El secretismo que envuelve todas estas cuestiones hace posible que conozcamos puntualmente solo algunos de los casos que se cocinan en las cloacas del Estado, probablemente los más novelescos que permiten a la prensa y al Estado tildarlos de “excepciones” cubriéndolos de un aura rocambolesca. Así conocimos a personajes como Villarejo o el pequeño Nicolás. Sin embargo, más allá de ser “accidentes del régimen” forman parte de su ADN. Entre los casos destapados “accidentalmente” también se han descubierto algunos de los más espinosos como la creación de los GAL o el amparo de torturados.

Repasamos algunos de los mayores escándalos (conocidos) de las cloacas.

El hilo negro entre el franquismo y el Régimen del 78: los torturadores

Desde el franquismo hay un hilo negro de colaboraciones entre las distintas instituciones del Estado como el CNI, las fuerzas de seguridad oficiales (policía y ejército) y fuerzas parapoliciales (no oficiales, pero contratadas por el Gobierno). Las cloacas fueron la vía para la integración en el nuevo régimen de algunos de los personajes más oscuros que integraban los cuerpos represivos franquistas.

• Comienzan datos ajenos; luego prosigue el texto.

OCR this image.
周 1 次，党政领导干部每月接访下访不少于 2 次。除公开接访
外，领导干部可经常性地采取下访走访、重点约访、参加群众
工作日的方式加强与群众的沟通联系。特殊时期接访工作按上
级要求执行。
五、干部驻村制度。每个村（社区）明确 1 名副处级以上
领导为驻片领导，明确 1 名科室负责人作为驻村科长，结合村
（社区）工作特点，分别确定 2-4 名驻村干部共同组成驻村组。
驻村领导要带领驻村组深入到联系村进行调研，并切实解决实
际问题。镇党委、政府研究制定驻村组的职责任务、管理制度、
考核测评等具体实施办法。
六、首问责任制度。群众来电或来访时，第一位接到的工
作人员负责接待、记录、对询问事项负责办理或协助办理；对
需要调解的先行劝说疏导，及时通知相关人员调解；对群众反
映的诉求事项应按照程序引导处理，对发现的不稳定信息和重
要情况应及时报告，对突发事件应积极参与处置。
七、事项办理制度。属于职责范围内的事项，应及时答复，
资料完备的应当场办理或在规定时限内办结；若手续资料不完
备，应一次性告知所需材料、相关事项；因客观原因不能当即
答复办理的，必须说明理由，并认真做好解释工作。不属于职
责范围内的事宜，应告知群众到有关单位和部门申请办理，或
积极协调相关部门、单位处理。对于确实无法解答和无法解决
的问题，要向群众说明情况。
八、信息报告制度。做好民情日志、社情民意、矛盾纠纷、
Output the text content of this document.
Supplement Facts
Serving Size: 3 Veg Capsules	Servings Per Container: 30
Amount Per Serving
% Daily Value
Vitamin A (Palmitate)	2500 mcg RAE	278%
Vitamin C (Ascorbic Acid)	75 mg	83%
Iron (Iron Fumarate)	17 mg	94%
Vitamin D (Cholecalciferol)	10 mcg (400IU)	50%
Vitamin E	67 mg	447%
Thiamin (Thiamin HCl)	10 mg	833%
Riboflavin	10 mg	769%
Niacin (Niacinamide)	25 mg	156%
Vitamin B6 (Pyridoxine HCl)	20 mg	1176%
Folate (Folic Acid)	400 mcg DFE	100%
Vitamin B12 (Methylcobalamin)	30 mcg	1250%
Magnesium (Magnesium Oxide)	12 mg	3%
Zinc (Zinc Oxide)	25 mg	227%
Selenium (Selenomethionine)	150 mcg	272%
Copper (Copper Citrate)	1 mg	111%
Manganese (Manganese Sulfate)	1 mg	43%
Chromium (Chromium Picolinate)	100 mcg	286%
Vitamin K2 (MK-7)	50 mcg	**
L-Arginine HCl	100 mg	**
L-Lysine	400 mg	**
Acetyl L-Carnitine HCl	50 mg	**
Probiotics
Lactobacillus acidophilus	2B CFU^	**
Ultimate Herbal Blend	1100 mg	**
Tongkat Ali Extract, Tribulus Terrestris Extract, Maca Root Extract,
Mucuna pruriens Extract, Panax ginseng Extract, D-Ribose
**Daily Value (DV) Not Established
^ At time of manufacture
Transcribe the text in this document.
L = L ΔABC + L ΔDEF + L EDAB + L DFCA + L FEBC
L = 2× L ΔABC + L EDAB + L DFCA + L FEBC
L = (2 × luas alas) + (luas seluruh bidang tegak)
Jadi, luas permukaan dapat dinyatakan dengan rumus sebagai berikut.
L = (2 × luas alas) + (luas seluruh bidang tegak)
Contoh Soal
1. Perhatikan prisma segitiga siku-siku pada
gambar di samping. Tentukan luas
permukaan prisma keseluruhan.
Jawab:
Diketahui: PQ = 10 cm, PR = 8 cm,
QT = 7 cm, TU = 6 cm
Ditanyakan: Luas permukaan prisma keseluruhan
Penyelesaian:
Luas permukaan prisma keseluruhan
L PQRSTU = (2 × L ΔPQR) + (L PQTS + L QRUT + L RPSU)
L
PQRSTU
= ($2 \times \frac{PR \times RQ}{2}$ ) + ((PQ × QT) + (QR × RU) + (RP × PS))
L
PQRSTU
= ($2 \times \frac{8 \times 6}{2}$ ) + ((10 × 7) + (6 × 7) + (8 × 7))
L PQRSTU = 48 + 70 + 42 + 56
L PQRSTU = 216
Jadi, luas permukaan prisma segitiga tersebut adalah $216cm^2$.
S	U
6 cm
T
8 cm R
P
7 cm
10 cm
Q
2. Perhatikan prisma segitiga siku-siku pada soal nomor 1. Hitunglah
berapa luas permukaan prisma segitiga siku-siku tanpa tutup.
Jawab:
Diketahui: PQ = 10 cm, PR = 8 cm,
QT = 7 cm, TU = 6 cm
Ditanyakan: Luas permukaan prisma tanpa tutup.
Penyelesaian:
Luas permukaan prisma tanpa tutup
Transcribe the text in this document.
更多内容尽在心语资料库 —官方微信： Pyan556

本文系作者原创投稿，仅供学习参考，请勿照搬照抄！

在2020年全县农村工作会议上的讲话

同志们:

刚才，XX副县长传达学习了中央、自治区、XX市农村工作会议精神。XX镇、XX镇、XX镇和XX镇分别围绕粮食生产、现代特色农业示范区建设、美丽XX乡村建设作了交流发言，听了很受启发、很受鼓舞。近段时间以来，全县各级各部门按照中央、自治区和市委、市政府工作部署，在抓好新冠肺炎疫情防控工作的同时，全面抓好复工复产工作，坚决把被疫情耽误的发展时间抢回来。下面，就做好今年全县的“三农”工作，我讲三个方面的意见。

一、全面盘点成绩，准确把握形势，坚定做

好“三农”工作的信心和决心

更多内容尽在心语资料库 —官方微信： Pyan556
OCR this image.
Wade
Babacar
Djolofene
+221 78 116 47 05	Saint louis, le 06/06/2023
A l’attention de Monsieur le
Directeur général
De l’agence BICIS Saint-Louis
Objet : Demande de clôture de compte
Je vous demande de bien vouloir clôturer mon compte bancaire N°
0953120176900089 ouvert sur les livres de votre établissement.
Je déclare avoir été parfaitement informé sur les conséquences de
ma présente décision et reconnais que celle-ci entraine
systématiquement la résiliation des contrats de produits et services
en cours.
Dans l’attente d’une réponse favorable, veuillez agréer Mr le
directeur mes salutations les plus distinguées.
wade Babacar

Las cloacas fueron destino para franquistas como el torturador Antonio González Pacheco, conocido como Billy el niño. Pacheco fue uno de los miembros más activos de la Brigada Político Social de la Policía franquista, encargada de perseguir y aplastar a la disidencia antifranquista hasta su disolución en 1976, momento a partir del cual este personaje continuó siendo miembro de distintas unidades policiales. En 1982 abandonó sus cargos para trabajar como jefe de seguridad para varias empresas privadas pero siempre manteniendo relaciones y vínculo con el Estado.

El historial de este torturador es largo igual que las recompensas que el Estado le otorgó en agradecimiento por sus servicios. En toda su vida, González Pacheco obtuvo en total cinco medallas concedidas en los años 1972, 1977, 1980, 1982, las cuales nunca fueron retiradas a pesar de la denuncia de sus víctimas. Billy el niño siempre estuvo protegido por el Estado. Las cloacas no pueden separarse de las estructuras oficiales y visibles del Régimen ni de los partidos que las integran, incluso de aquellos con rostro progresista. En 2020 cuando existía la posibilidad de hacer pública la “hoja de servicios” de Billy el niño, PP, Vox, C’S y PSOE vetaron esta posibilidad, a lo que también se sumó Unidas Podemos, según argumentaron a causa de "dudas jurídicas

Te puede interesar: Cuando ‘Billy el niño’ fue una estrella del cine (de terror).

Los GAL armados por el Estado

Las cloacas han servido y sirven a los Gobiernos para hacer aquello que se conoce como la “guerra sucia” y los momentos en los que el Estado burgués se ve más amenazado es cuando los métodos de esta guerra sucia se radicalizan. Ejemplo de ello fueron los años de lucha en la Transición y la década de los 80 en los que el movimiento obrero, los estudiantes y otros movimientos ponían en jaque al Gobierno. Billy el niño no era el único personaje terrorífico que campaba impunemente en aquello años y recibía medallas. Los 80 también fueron los años de los GAL, un grupo parapolicial que fue organizado directamente por el Estado.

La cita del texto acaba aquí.